French officials had made similar complaints earlier in the week that the US had taken orders of Chinese masks by outbidding them at the last minute on a shipment that had already been lined up, AFP reported.

“On the tarmac, they arrive, get the cash out … so we really have to fight,” Jean Rottner, a doctor and president of the French GrandEst regional council told RTL radio, The Guardian reported.

The US denied these claims, stating that it has “not purchased any masks intended for delivery from China to France.”

Earlier in March, Germany blocked a shipment of 240,000 face masks to Switzerland, following a ban on most exports of protective medical equipment. Austria raised similar complaints.

“It can’t be that Germany is holding back products for Austria just because they happen to be stored in a German location,” Bloomberg reported Austrian Economy Minister Margarete Schramboeck as saying.

Turkey was accused of seizing hundreds of life-saving ventilator machines destined for Spain last week. Local newspaper El Mundo reported Spanish Minister of Foreign Affairs Arancha González Laya as saying that the Turkish Government decided to keep the machines “for the treatment of their own patients.”

Turkey later released the ventilators as a media furor rose in Spain.

Global shortages

As the coronavirus pandemic continues the supply problem of crucial equipment is unlikely to disappear. Data analytics company GlobalData estimated last week that there is a supply gap of around 880,000 ventilators globally due to the virus’s outbreak.

“Access to medical ventilators is a matter of life and death for many patients that have a severe bout of COVID-19… export curbs on ventilators deny access to this medical equipment to foreign buyers and citizens. Export curbs on related parts and components can slow down or stall production of ventilators,” GlobalData said.

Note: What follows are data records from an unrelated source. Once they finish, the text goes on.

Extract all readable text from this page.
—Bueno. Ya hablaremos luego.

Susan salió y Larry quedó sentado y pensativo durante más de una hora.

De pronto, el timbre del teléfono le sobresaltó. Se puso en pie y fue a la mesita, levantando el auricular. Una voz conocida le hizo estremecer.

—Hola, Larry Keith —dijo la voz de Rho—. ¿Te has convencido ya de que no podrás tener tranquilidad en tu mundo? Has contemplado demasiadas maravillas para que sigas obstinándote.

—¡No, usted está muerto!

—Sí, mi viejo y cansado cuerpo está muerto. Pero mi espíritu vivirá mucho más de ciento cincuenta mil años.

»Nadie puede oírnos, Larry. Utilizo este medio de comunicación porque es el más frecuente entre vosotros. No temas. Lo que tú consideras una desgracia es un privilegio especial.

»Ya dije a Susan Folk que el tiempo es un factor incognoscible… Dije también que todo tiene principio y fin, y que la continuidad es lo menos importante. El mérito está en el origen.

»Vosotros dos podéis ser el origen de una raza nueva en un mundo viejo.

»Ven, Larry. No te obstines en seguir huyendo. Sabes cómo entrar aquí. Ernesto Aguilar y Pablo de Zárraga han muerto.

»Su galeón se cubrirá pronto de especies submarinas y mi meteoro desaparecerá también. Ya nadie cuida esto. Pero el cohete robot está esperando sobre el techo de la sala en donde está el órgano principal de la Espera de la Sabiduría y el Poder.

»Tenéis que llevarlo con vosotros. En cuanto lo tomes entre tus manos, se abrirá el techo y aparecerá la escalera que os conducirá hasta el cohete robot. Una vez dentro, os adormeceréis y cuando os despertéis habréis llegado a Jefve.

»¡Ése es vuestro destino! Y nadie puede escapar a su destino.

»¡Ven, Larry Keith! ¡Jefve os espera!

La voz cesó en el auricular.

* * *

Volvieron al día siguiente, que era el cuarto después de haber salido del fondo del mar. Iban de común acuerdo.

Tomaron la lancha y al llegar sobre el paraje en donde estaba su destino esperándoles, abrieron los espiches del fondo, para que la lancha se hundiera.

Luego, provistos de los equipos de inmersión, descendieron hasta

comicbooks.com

New York Governor Andrew Cuomo said last week that the US state needed 30,000 ventilators to support its outbreak of cases, and that “you cannot buy them.” Examples like these point to the overstretched nature of the global medical supply chain, coupled with dangerously overburdened local healthcare systems.

Holding up medical imports and exports carry a human cost, as stockpiling can mean countries are left unprepared for when the pandemic strikes.

“The human cost of export bans of medical equipment are not something any policymaker wants to have on their conscience,” GlobalData added.